Although he officially retired there, he accepted similar interim positions in Santa Fe Springs and Santa Ana and today imagines he might continue to work in some manner as a consultant.

Former Costa Mesa City Manager Tom Hatch accepted a job as assistant coach for the school's freshman boys football team.
Tom Hatch, a former city manager whose daughters graduated from Costa Mesa High School, accepted a job as assistant coach for the school’s freshman boys football team.
(Don Leach / Staff Photographer)

But serious thought about any future engagements will have to wait until football season ends, because that’s where Hatch’s mind and energies are concentrated these days.

“Now, I’ve got a real job,” he quipped.

In an interview Tuesday, Mustangs head coach Gonzalez, who got to know the former Costa Mesa city manager through his wife’s friendship with Hatch’s daughter, Allison, said he tapped Hatch for the assistant coach position because of his passion for football and deep ties to the local school community as a parent, PTA member and athletic booster.

“What he brings is good leadership and good morale. He’s like a chameleon — he melds well wherever he is, and he’s able to adapt,” Gonzalez said.

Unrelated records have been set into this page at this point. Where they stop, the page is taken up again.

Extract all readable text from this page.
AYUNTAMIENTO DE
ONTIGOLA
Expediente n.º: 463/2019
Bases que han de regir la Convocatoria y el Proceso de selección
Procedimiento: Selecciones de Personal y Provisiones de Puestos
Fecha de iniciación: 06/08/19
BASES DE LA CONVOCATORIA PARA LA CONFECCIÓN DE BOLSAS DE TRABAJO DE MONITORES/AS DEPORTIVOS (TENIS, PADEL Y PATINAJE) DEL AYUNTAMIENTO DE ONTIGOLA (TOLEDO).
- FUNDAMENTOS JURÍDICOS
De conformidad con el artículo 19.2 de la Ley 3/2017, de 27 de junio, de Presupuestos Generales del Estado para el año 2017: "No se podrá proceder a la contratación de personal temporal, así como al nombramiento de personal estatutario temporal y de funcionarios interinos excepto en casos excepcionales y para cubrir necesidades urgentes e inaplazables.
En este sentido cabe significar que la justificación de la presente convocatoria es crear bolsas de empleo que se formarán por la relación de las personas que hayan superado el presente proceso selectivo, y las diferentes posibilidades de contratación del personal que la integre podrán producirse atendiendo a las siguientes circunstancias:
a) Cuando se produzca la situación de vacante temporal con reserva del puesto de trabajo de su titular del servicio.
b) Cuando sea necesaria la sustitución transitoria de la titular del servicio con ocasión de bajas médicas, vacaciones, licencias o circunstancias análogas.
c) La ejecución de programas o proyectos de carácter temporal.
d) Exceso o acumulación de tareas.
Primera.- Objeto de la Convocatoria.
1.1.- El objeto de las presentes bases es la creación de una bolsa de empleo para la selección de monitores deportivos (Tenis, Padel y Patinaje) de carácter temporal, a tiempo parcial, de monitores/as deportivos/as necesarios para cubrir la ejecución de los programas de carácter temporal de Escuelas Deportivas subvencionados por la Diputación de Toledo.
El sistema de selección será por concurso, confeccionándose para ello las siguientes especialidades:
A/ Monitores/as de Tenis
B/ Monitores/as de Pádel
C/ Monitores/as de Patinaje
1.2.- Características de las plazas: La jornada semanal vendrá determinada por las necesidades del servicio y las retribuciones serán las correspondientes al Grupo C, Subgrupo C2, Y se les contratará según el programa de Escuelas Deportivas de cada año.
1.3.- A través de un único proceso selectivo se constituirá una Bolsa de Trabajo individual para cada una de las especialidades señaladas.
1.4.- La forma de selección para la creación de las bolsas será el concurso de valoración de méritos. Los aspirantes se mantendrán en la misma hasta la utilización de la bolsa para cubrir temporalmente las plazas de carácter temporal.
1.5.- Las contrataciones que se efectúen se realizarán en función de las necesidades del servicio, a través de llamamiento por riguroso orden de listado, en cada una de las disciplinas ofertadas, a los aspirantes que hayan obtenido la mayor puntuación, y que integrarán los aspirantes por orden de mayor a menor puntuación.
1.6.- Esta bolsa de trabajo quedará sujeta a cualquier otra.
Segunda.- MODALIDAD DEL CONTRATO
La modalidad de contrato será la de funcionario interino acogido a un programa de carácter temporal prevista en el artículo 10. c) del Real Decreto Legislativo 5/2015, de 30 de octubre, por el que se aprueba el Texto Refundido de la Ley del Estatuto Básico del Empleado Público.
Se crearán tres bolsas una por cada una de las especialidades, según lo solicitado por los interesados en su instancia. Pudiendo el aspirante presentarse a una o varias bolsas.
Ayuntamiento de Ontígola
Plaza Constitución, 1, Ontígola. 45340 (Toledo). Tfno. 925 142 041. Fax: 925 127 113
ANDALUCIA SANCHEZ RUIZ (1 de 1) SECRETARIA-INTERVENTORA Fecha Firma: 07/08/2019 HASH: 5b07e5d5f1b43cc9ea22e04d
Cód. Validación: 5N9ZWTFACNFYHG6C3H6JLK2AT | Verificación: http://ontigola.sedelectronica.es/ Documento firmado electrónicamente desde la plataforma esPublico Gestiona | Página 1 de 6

Tom Hatch with Costa Mesa High's freshman football team with coach Demetrius Cash and fellow assistant coach, Jaycen Cash.
(Don Leach / Staff Photographer)

“He just wants to help, and he wants to get a place better than it was when he got there. He’s doing great.”

Hatch said despite his rewarding and challenging career, and having played and loved football for most of his life, he’s excited to still be learning new things on Mustangs Field.

“I’m blessed to be there, and I’m learning, and I’ll do anything,” he said. “If you need me to pick up trash, I’ll pick up trash. It’s not about me, it’s about how can the program get better to help those kids. That’s what I love.”